Traffic builds on the Beltway on Dec. 1, 2022, near McLean. (Jahi Chikwendiu/The Washington Post)

The economy is roaring, and immigration is a key reason,” read a Feb. 28 front-page headline. And these two clauses offer a clue to President Biden’s low approval ratings.

Does “roaring” bring serenity? The “extraordinary recent growth” of the labor market is jacking up gross domestic product, which is “projected to grow by $7 trillion more over the next decade.” Why isn’t everybody cheering the administration?

Yet, as I recall Sen. Cory Booker (N.J.) stating in the Democratic presidential primary debates a few years ago, “GDP doesn’t speak to my constituents.” Mr. Booker was pushing back against President Donald Trump’s obsession with growth.

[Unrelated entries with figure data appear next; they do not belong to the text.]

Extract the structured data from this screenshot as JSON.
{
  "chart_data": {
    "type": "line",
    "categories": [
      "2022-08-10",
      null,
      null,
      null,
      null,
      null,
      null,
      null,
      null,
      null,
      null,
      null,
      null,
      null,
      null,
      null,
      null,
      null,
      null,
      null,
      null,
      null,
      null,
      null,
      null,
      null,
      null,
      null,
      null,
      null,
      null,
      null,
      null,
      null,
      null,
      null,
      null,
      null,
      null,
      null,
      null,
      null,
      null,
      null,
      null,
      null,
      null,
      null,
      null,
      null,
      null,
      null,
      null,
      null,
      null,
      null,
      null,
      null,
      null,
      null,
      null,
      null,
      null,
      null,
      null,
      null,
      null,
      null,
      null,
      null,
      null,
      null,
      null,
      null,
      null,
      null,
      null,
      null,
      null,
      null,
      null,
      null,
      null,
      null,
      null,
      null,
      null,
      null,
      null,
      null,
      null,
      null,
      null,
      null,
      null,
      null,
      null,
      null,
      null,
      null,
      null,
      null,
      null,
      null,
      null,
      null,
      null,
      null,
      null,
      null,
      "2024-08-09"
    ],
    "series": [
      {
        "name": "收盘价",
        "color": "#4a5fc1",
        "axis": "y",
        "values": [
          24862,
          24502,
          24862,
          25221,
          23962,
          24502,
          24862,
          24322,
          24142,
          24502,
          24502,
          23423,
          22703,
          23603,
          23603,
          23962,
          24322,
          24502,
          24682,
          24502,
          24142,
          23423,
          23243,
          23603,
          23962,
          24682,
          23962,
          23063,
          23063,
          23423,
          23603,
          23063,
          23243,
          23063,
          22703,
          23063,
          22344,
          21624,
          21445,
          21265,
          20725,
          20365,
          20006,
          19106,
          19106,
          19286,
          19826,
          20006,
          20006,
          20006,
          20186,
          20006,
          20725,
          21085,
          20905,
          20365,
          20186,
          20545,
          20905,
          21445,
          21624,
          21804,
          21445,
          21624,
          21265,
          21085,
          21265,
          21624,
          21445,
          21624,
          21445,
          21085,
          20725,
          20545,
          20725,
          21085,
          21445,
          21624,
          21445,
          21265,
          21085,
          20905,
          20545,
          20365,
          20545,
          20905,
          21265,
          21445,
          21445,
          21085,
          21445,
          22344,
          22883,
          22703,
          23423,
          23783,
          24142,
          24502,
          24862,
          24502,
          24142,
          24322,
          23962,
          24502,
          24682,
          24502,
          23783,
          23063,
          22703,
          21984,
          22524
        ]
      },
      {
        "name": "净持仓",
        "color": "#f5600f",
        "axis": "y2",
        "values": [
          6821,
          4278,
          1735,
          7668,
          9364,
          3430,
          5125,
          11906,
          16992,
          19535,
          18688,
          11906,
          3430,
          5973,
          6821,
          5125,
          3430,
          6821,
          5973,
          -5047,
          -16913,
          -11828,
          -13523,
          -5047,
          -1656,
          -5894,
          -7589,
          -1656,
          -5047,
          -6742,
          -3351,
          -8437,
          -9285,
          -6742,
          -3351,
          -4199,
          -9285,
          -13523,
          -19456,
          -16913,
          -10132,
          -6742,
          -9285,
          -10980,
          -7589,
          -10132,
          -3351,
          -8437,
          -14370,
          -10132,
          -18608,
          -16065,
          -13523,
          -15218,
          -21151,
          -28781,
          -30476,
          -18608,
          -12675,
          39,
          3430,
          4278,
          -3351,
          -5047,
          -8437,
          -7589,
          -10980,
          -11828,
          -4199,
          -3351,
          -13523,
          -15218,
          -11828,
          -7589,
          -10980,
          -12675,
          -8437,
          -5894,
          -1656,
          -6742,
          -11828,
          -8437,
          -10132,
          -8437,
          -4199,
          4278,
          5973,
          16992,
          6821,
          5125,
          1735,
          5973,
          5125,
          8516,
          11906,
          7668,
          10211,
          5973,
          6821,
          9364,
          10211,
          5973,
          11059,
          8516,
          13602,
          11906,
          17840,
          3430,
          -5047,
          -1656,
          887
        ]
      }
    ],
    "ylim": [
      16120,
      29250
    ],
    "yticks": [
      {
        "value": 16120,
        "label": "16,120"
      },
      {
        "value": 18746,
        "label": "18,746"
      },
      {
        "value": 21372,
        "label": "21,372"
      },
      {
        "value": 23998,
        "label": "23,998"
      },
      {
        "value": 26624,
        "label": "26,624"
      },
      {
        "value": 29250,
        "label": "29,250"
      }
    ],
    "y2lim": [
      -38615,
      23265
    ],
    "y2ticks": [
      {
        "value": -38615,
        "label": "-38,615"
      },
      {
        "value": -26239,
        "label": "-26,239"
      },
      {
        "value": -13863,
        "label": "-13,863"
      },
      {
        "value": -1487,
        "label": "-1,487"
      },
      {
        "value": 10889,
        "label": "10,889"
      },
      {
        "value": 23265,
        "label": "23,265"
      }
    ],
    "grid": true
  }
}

Most people couldn’t care less about GDP. For people in the MAGA crowd, especially, the things they thought were great are going the way of the dodo. They’re being lost to all that “growth.”

It’s not just the MAGA crowd worried about where we’re losing. I’m an independent, and I am appalled by all the surges in noise, traffic, housing developments, red lights and congestion in general. I love the mix of people from all countries, but the “extraordinary recent growth” scares me. Not the individuals, mind you; it’s the sheer number thereof.

The United States can hardly handle “$7 trillion more” than the current, bloated economy that is threatening our countryside, our way of life and even the climate we so fundamentally depend on. What we need is a conservation ethic, some ecological economics and a political cure for the obsession with GDP growth.